En la actualidad, el MAS enfrenta varias contradicciones internas, no son tensiones (palabra de moda).

/ 17 de enero de 2021 / 02:02

En varias ocasiones he alertado sobre el riesgo de una crisis de representación política. Este fue mitigado el 18 de octubre de 2020. La contundente asistencia a las urnas y la concentración de votos en la fuerza vencedora implicó la plena recuperación de la democracia y la anulación de los temores de ingobernabilidad. Por eso es importante analizar lo que acontece en el seno del partido de gobierno, puesto que es el pivote del sistema de partidos. En la actualidad, el MAS enfrenta varias contradicciones internas; no son tensiones (palabra de moda) porque, en política, las relaciones de fuerza no son estáticas y las contradicciones se resuelven más temprano que tarde. En la selección de candidaturas para las elecciones subnacionales se puso de manifiesto una contradicción entre las organizaciones de base (Pacto de Unidad) y el aparato partidista (la dirigencia del MAS), otra entre modalidades de elección (democracia de asamblea y designación vertical —“dedazo”—) y, finalmente, entre renovación (generacional) e inercia (permanencia del “entorno”).
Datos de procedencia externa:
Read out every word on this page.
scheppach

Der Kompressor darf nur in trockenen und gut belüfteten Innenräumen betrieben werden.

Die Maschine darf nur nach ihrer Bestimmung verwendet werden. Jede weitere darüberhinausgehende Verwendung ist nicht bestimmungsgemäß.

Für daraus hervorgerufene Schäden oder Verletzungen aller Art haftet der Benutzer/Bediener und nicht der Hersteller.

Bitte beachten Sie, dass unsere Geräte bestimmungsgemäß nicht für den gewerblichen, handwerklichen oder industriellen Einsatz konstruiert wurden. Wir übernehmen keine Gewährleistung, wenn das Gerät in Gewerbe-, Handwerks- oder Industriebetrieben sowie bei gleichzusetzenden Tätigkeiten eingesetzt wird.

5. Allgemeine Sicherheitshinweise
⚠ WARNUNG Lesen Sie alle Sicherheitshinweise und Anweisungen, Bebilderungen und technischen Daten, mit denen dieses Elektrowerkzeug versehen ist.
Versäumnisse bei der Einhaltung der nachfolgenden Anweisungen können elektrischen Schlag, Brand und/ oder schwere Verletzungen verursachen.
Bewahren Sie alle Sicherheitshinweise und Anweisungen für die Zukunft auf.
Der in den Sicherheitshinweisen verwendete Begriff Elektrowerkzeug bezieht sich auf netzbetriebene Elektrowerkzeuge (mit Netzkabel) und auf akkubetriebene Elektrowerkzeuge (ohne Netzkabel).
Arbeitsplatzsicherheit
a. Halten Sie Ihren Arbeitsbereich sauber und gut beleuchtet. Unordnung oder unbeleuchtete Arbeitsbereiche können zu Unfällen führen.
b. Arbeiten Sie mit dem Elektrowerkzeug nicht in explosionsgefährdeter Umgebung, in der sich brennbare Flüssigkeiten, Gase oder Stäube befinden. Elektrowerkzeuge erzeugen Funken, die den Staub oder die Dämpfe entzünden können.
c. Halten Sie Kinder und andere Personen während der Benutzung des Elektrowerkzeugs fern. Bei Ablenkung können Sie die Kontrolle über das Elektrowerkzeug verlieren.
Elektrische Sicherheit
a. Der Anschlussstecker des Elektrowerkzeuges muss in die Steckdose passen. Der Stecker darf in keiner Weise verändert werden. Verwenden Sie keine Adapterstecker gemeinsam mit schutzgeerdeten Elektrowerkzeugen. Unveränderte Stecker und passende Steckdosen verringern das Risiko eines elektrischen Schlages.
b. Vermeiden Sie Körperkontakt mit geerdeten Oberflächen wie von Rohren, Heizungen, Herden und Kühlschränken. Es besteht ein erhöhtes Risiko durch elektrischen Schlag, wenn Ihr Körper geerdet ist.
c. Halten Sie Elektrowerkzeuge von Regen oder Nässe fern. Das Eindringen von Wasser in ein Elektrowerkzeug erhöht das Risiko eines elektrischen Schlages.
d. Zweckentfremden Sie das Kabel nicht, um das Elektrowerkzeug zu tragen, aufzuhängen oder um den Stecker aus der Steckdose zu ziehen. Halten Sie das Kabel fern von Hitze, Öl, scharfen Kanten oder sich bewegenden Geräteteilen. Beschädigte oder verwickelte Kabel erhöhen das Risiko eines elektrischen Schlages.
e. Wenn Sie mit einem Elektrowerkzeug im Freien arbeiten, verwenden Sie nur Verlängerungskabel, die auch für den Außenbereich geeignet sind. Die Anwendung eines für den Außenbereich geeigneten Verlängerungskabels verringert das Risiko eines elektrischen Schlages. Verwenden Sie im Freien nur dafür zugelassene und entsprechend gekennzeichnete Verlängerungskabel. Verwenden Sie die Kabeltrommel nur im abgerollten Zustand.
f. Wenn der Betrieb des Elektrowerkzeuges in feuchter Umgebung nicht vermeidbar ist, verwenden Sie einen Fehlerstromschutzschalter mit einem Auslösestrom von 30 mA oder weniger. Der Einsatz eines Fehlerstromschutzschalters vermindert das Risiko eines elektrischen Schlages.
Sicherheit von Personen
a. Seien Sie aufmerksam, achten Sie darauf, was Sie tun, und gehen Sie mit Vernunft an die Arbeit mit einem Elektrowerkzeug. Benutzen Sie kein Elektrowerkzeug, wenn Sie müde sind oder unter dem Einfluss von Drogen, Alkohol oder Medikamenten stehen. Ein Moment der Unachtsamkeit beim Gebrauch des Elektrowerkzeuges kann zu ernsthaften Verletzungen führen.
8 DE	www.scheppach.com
Estas contradicciones expresan la búsqueda (contingente) de un nuevo formato en el proceso decisional en el MAS que, antes de noviembre de 2019, dependía de la centralidad del “jefazo” que ocupaba el centro decisorio como presidente del Estado, del partido y de la coalición de organizaciones sindicales. Hoy, el MAS vive la rutinización del carisma de Evo Morales; su rol histórico fue reconocido de manera apoteósica por sus seguidores en su retorno (exactamente un año después de su partida al exilio en una suerte de heroísmo minimalista), pero ese reconocimiento no implica una aceptación indiscutible de su liderazgo. Nunca fue indiscutible (lo estudié en mi libro Mandato y contingencia. El estilo de gobierno de Evo Morales) pero, en esta coyuntura, sus decisiones fueron cuestionadas, en algunos casos repudiadas —El Alto y Potosí, los más visibles— como consecuencia del incumplimiento de las resoluciones del ampliado del MAS que resolvió que la elección de candidaturas debía seguir dos criterios: renovación —veto a quienes estuvieron en el gobierno en el pasado— y decisión de las organizaciones sociales —sin incidencia de la dirigencia del partido—. Los conflictos —algunos con violencia— en la definición de las candidaturas fueron resultado de la inobservancia de estas reglas. Y eso fue resultado de una contradicción, antes inexistente, entre las organizaciones sociales, reagrupadas en el Pacto de Unidad, y el “instrumento político” (MAS-IPSP). Ahora, paradójicamente, el partido es fortalecido como institución puesto que se ha convertido en un recurso de poder para Evo Morales en la medida que sigue ostentando el cargo de presidente del MAS (antes nominal, ahora eficaz). Por las circunstancias, Evo Morales promueve un proceso de institucionalización del partido que transcurre al margen del Gobierno, un hecho que nunca procuró — ni ocurrió— durante su presencia en el poder. Esta contradicción explica las disyunciones internas y se alimenta con la disparidad de criterios sobre las causas del golpe de Estado que, en la visión de Evo Morales y sus allegados, no contempla ninguna responsabilidad y se refugia en la victimización. Es evidente que la autocrítica en las filas del MAS es una asignatura pendiente. Sin ese acto no habrá renovación discursiva y sin renovación discursiva —y de liderazgos— será difícil que el MAS impulse una nueva fase en el “proceso de cambio”, más necesaria que nunca.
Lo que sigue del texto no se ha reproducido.